Sir Joshua ought to have recollected his own “Death of Dido,” and other attempts in what he calls “the great historical style,” before taxing Hogarth with imprudence and presumption.

As in these lectures I have often ventured to criticise, and, as some may think, to speak disrespectfully of our first President and his discourses, I should like to state that though I do not admire his pictures as universally as some do, I consider him to have been a thorough artist; by which I mean that he was saturated with love for his profession. To him, painting, instead of being a task, was the greatest pleasure in life, and in pursuit of this pleasure he was indefatigable. We owe him a deep debt of gratitude as the great regenerator of art in this country.

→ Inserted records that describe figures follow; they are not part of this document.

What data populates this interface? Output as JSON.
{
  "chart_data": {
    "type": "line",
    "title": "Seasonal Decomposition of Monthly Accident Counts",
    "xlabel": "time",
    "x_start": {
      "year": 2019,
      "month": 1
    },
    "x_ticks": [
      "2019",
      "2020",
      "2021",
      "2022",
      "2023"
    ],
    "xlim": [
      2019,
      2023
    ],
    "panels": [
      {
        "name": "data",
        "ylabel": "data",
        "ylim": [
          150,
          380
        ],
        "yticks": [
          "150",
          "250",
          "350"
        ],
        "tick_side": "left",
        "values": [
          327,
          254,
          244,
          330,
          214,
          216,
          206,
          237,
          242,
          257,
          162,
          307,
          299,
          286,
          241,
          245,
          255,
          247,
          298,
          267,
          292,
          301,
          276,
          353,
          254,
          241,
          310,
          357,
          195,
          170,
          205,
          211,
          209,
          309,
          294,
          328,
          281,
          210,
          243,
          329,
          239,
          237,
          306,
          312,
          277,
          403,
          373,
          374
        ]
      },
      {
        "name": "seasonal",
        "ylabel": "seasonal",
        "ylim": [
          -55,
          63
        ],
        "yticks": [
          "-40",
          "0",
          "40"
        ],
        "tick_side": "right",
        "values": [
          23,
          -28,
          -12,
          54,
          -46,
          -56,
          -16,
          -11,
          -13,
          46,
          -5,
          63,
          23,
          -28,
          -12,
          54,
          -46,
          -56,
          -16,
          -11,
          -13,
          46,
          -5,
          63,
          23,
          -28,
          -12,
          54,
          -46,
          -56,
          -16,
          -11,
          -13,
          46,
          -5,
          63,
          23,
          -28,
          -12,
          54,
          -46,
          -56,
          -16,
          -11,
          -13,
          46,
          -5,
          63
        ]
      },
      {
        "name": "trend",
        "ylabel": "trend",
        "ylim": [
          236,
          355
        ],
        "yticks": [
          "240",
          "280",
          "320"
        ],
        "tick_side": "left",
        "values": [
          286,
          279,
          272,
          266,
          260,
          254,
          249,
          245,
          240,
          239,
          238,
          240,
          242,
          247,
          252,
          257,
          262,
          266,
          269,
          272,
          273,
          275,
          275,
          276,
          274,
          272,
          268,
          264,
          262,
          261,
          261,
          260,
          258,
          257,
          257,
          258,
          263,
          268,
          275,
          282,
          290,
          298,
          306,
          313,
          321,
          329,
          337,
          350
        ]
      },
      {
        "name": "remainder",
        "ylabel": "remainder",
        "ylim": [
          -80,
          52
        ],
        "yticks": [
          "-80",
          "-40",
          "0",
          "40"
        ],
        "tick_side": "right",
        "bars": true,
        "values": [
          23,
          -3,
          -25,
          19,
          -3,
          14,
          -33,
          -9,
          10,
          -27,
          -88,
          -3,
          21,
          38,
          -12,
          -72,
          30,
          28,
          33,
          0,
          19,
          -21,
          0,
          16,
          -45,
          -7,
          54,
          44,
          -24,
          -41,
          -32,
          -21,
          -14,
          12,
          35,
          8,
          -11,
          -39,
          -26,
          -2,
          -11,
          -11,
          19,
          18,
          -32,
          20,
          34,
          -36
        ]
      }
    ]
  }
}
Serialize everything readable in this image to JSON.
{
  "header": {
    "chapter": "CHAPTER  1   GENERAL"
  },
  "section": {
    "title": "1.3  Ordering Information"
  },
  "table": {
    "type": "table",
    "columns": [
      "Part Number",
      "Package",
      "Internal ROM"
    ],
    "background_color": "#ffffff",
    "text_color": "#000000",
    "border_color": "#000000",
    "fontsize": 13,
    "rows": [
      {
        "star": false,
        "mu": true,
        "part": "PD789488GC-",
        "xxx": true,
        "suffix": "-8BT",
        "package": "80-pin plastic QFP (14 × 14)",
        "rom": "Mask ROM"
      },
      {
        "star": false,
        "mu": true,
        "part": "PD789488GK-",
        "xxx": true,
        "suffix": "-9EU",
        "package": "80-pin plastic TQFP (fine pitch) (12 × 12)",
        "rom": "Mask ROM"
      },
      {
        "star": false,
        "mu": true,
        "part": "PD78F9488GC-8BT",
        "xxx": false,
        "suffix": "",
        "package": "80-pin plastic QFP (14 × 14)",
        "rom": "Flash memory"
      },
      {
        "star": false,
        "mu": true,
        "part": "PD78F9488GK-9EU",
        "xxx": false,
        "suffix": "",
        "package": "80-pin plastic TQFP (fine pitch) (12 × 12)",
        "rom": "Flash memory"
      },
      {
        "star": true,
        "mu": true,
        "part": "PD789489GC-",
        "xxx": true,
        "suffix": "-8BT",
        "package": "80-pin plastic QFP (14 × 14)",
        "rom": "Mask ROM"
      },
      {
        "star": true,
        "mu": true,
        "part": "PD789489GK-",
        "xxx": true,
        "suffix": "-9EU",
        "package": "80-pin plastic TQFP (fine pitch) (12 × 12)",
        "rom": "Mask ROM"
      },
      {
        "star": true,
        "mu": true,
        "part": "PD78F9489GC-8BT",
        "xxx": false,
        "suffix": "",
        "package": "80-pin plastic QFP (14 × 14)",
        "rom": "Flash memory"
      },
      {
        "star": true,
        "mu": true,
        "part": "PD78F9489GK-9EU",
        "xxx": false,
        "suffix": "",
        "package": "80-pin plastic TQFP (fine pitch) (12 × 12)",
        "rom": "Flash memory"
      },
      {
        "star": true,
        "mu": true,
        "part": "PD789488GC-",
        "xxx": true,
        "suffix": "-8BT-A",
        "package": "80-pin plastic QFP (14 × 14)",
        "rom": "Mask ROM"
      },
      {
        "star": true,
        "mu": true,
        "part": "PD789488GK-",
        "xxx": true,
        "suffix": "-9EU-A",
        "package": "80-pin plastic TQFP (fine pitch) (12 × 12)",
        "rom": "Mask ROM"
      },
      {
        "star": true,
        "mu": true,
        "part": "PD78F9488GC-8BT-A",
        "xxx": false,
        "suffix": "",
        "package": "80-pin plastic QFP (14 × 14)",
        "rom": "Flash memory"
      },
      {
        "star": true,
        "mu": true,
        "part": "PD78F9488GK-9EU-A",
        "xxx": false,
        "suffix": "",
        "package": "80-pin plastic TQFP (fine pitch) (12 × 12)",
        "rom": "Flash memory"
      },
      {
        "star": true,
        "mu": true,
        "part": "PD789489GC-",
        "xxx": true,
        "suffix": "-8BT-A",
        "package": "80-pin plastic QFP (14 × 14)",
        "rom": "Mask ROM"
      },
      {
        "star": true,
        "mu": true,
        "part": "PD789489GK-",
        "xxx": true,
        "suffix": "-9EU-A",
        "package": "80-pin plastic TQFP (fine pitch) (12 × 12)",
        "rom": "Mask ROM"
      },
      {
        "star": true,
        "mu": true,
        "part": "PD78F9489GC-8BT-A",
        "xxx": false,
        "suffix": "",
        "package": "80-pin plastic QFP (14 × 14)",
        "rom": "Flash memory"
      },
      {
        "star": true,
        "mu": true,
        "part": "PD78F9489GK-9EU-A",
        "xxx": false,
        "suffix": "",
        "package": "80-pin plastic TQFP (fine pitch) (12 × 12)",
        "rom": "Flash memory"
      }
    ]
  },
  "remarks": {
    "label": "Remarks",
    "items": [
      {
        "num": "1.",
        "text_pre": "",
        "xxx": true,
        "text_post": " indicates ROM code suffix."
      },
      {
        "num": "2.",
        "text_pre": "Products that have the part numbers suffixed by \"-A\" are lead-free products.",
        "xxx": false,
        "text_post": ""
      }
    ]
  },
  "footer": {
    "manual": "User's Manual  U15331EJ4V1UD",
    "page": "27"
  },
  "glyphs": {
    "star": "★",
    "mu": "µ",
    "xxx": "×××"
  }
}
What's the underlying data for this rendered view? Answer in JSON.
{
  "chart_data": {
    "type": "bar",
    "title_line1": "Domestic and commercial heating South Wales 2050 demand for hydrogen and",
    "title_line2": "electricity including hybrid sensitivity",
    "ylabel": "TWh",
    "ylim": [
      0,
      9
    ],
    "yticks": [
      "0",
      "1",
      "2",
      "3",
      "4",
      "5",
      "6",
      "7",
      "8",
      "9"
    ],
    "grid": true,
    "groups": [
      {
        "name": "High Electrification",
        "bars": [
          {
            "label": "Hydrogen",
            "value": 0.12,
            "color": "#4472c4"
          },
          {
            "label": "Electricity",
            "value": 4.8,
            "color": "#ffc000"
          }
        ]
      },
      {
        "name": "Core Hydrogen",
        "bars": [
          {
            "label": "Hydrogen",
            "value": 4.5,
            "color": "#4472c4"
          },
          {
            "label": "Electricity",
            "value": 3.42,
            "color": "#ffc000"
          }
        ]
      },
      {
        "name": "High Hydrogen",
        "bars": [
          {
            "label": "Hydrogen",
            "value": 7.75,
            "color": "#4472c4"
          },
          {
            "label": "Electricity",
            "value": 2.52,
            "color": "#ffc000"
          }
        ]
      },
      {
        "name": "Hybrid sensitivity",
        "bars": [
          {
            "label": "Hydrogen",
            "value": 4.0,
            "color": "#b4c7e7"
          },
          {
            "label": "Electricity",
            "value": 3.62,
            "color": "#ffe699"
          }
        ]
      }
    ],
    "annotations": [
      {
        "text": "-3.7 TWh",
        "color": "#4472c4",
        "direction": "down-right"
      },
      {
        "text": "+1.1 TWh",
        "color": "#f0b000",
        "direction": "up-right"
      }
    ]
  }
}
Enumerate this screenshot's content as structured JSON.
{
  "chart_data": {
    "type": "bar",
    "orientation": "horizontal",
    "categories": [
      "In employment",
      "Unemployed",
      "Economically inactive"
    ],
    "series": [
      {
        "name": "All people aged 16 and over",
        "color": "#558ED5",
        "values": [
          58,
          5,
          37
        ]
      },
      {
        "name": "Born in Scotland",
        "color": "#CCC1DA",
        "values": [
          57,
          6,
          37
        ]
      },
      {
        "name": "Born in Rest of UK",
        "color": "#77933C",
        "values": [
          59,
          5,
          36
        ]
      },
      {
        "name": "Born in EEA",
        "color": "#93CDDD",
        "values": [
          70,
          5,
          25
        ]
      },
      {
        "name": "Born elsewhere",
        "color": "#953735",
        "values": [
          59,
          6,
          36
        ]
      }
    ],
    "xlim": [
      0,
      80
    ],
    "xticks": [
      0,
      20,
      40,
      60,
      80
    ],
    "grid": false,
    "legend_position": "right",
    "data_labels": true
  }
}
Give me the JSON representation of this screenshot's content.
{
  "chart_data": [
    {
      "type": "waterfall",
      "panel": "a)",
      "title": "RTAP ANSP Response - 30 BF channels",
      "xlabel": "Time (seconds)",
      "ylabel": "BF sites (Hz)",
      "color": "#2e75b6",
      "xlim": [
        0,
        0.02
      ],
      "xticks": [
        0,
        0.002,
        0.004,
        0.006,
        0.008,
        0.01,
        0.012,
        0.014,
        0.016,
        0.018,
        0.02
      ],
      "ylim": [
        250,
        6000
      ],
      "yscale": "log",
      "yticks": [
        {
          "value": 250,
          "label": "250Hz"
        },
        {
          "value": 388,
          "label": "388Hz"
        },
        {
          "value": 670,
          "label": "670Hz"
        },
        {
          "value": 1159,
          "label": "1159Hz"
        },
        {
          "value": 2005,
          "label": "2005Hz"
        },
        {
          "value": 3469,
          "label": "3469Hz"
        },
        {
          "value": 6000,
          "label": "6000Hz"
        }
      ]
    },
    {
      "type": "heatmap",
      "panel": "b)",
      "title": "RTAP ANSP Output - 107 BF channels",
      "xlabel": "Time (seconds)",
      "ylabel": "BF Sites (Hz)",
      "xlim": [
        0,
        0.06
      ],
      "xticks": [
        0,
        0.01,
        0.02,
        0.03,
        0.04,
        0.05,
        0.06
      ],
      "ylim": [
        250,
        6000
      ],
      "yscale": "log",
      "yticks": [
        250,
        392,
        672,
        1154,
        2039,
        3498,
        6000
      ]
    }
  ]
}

The great French art-reformer, David, went back to the antique, and to nature (who is older still); and this seems to me the more logical method. But there is no doubt that, practically (considering Sir Joshua’s own idiosyncrasies and the state in which he found English portraiture), an intelligent study of the old masters was the best rope for hauling British art off the mudbank on which she had so long been stranded.

The name of Reynolds as a portrait-painter is almost as much respected abroad as it is here. Most of his work is faded and otherwise much deteriorated, but fortunately the excellent engravings of his portraits will to all ages preserve his fame as a man of great power, taste, and refinement.

I confess myself quite unable to appreciate Gainsborough’s pictures as they are at present appreciated. I don’t mean to say that I undervalue all his work. I have seen heads by him which I admired exceedingly, but I must protest against the blind fetishism which would compel us to accept as good work any weak, trashy picture which bears his name. I have read laudatory notices both of him and Romney which would tempt one to say with Borachio, “See what a deformed thief this Fashion is!”

I would recommend young artists to bear in mind a pithy old saying, to the effect that “One man may steal a horse while another may not look over the hedge”; and to beware of treating landscape, or portraiture either, in the Gainsborough style. Should they be misled into any thing of the kind, they will find to their cost that the loose, flimsy manner which is greatly admired in the fashionable painter of the last century, will not be tolerated for one instant in a modern picture.

Amongst the early members of this Academy, Cotes, Dance, and Ramsay were all portrait-painters, who have, in my opinion, fully as good a right to celebrity as Gainsborough; but their merits are ignored, whilst inferior works attributed to Gainsborough fetch thousands of pounds.